I’m a wealthy person, and I spend significant amounts of money on political candidates and campaigns. If you’re reading this, I almost certainly have more political access than you do. My voice matters more than yours. Does that make you mad? It should.
I may be benefiting from this system, but I’m not blind to how terrible it is. The power of money in politics is corrupting our government from within, and the American people are paying the price. And things are just getting worse.
This November’s round of elections is expected to be the most expensive midterm election in American history, meaning candidates and lawmakers are going to be even more reliant on people like me to fund their campaigns. And many funders have expectations of access when they send money, access they may use to lobby for their own business or personal pet issues.
As this cycle continues, lawmakers are only going to become more and more focused on the preferences of the ultra-wealthy, leaving the rest of their constituents without any real representation. We can already see it happening in Congress today, with the passage of a tax bill that makes inequality so much worse by reducing the taxes on millionaires and multinational corporations while giving the middle class virtually nothing.

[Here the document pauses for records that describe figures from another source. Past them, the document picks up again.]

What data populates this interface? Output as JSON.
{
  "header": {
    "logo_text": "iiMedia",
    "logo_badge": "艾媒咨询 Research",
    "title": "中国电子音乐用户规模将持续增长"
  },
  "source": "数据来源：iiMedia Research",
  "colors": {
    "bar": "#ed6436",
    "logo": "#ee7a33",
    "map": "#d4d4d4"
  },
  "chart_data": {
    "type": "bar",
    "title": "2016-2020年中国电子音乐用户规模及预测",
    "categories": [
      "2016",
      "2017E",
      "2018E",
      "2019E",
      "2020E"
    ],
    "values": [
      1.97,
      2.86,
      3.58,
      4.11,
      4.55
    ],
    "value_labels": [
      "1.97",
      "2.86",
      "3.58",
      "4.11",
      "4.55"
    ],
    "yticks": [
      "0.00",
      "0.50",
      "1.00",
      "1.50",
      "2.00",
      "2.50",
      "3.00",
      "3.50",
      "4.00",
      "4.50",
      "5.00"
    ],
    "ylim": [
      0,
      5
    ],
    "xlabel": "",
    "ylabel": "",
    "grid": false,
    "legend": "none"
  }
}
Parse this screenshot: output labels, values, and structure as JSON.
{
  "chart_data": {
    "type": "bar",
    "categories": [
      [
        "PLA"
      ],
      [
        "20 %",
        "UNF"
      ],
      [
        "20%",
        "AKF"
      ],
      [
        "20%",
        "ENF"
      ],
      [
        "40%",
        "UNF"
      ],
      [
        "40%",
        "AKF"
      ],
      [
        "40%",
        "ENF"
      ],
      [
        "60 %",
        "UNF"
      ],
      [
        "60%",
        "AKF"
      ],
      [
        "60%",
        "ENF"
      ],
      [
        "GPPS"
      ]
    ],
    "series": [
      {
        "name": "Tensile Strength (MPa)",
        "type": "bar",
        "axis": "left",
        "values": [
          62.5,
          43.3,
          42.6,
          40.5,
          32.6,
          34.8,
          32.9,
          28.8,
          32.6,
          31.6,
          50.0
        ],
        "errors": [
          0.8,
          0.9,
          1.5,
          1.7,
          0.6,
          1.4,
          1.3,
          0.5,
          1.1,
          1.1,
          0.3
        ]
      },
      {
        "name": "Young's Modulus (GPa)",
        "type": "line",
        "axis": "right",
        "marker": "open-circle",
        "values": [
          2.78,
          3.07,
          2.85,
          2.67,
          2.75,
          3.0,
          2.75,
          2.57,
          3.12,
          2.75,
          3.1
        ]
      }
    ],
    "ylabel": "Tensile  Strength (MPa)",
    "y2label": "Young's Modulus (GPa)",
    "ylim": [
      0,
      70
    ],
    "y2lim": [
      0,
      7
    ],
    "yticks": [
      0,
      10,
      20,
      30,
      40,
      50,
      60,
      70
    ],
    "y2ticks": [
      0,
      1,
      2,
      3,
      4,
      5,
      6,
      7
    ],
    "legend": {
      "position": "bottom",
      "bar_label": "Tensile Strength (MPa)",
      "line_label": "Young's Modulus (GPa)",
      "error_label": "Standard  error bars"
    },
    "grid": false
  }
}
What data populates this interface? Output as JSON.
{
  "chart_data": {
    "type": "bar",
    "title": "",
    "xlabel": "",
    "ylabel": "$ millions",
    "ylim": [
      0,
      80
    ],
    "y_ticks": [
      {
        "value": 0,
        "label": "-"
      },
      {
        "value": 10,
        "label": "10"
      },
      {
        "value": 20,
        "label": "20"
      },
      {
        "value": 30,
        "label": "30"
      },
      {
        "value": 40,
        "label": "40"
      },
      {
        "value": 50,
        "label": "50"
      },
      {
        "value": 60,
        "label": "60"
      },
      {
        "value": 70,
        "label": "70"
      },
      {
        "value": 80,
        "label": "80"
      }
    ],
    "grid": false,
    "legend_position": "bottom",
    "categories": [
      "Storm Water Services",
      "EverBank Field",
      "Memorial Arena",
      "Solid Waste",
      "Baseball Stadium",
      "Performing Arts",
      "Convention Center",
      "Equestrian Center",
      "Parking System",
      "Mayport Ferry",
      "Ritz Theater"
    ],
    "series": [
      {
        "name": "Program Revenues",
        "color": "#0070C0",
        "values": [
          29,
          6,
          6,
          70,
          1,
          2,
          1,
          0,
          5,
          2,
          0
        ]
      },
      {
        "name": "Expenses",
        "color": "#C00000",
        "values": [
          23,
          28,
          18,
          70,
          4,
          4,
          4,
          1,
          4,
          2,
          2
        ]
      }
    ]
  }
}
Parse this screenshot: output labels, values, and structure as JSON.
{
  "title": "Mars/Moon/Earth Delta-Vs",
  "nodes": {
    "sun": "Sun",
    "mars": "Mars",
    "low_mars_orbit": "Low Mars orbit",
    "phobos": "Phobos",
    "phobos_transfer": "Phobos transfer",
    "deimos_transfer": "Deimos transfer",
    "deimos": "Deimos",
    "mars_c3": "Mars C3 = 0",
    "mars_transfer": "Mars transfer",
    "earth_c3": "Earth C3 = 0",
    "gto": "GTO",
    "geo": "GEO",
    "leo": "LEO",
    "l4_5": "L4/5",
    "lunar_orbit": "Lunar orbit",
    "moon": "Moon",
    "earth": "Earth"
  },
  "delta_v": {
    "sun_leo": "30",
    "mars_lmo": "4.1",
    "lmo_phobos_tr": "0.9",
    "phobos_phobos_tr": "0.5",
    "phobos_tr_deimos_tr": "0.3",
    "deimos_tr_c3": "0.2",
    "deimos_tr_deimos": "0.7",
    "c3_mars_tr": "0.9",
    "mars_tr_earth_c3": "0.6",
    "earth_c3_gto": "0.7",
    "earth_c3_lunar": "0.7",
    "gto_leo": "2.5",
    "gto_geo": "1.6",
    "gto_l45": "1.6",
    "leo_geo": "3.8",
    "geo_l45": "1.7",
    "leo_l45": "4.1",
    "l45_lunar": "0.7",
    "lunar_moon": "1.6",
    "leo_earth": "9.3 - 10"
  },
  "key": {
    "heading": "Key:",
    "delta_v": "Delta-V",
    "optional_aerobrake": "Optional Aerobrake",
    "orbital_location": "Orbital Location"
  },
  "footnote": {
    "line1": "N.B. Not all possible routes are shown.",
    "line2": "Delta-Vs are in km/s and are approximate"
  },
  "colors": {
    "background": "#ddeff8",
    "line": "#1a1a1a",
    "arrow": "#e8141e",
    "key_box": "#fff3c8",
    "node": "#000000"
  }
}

Now, I may advocate for policies that I think are good for the country as a whole, not just myself, but on my way in and out of lawmakers’ offices, I pass many other donors like me – some of whom have a lot more money than me – who are only looking out for themselves. They fly to Washington in their private jets to advocate for a tax cut for their businesses, or to have a regulation for their industry lifted that would make them a lot of money, but would just happen to poison the water supplies of a few small towns.
You know whom I don’t pass in those halls? The people from those small towns that would be affected. Without money, or the access that comes with it, they simply don’t have a voice in this system, and they suffer because of it.